The coarse Al–Si alloys used in the experiments come from Dengfeng Electric Group Aluminum Alloy Corporation, Henan, China. The coarse Al–Si alloy used kaolinite as its raw material and anthracite as a reductant, and thus contained many metallic impurities, oxides and carbides. Iron, calcium, and titanium are the main metallic impurities. Other impurities include alumina, ferric oxide, and silicon oxide in the form of complex oxides such as porzite (3Al2O3∙2SiO2). The impurities in the form of oxides can be removed by refining, but the metallic impurities cannot. Figure 1 shows X-ray diffraction (XRD) of the coarse Al–Si alloy before and after refining. In the present experiments, a solvent refining method was used. A mixture of NaCl, KCl, and Na3AlF6 was used as the purificant. The NaCl and KCl used in the experiments were all analytically pure reagents, produced by Sinopharm Chemical Reagent Co., Ltd., (Beijing, China) where NaCl and KCl were dried at 300 °C for 5 h. Table 1 lists the main composition of the coarse Al–Si alloy and refining coarse Al–Si alloy. The Zn liquation agent had a purity of 99.9% and was acquired from Huludao Zinc Industry Co. Ltd., Liaoning, China. Figure 2 shows the extraction process flow diagram.

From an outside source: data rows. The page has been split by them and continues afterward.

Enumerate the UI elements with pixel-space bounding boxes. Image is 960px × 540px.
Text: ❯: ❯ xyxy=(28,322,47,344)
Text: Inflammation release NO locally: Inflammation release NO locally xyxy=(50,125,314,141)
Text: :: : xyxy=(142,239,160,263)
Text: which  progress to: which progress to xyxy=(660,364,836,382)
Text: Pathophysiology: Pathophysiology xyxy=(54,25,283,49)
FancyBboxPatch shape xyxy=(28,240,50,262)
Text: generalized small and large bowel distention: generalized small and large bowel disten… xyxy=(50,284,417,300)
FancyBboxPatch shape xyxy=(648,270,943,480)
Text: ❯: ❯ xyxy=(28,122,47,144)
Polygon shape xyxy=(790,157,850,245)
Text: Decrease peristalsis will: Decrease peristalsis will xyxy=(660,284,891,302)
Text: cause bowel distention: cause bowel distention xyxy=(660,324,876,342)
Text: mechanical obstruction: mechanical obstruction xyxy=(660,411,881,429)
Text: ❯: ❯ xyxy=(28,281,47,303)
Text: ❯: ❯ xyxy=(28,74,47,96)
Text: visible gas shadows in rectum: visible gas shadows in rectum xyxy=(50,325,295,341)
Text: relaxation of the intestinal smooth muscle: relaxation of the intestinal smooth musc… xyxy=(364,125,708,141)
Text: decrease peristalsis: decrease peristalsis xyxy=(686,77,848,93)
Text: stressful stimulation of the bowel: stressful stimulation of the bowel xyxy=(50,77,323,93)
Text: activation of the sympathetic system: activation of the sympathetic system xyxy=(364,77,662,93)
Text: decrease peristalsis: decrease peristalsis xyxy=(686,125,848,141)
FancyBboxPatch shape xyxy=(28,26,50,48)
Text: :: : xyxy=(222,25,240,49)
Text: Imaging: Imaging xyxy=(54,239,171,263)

XRD of spectra of coarse Al–Si alloy. (a) before; (b) after the refining.

Extraction process flow diagram.

Composition of the coarse Al–Si alloy (wt%).

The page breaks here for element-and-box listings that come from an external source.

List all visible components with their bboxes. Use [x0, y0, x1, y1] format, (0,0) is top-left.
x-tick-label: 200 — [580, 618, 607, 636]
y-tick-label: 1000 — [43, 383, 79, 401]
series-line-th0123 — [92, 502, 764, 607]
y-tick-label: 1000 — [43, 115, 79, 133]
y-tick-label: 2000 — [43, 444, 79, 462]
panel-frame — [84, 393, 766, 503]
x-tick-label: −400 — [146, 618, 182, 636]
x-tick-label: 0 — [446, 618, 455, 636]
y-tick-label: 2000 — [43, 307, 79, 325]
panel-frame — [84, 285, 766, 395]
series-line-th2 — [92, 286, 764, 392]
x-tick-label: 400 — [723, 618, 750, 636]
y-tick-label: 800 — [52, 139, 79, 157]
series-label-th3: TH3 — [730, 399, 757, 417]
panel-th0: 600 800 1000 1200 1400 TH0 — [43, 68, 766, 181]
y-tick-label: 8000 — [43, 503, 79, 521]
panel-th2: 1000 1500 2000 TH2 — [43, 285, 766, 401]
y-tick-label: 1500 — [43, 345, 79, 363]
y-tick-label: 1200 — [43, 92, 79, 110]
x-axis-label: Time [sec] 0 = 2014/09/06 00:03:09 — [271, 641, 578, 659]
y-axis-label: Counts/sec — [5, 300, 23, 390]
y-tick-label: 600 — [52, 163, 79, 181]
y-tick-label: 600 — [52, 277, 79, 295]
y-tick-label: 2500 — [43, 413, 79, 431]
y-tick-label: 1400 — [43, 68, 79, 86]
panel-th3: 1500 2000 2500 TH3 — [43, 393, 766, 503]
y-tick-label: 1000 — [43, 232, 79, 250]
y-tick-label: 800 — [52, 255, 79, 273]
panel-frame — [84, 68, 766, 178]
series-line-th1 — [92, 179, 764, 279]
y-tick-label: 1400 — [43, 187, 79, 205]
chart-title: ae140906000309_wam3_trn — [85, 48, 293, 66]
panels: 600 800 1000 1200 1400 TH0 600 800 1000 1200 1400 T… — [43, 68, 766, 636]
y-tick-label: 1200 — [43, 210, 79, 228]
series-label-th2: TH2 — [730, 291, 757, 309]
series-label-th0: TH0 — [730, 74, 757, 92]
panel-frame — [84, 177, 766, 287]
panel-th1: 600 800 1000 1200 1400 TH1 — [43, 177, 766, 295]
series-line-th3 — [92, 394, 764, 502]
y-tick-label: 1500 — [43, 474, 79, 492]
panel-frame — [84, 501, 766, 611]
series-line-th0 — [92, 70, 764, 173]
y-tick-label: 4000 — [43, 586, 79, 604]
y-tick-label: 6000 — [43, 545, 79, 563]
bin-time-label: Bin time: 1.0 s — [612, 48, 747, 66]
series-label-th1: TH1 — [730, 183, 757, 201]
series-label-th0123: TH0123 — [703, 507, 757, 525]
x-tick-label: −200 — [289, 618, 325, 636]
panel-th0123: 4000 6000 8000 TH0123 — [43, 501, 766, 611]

As shown in Table 1, there is a high content of impurities in the coarse Al–Si alloy produced by the carbothermal reduction method. Figure 3b–e show the elemental distribution and scanning electron microscope images of the Al–Si alloy, respectively. The Fe-rich phases in the coarse Al–Si alloy are all in the form of Al–Si–Fe intermetallics (i.e., 39.43 wt% Al, 32.79 wt% Si, and 27.78 wt% Fe). As shown in Figure 3b, the aluminum is mainly in the form of pure aluminum (e.g., point B) and Al–Si–Fe intermetallics (e.g., point A), and the silicon is mainly in the form of pure silicon (e.g., point C) and Al–Si–Fe intermetallics (e.g., point A). In addition, a small amount of fine silicon particles is unevenly distributed in the aluminum with some dissolution into the aluminum. Refining experiments were carried out at 1187 K for 30 min using a composition of 47.0 wt%NaCl–9.0 wt%KCl–44.0 wt.% Na3AlF6 as the purificant. As shown in Figure 1, the diffraction peaks of many oxides are not obvious after the refining process.

Photograph of coarse Al–Si alloy and elemental distributions of refined coarse Al–Si alloy. (a) coarse Al–Si alloy; (b) SEM of coarse Al–Si alloy; (c) Distribution of aluminum; (d) Distribution of silicon; (e) Distribution of iron.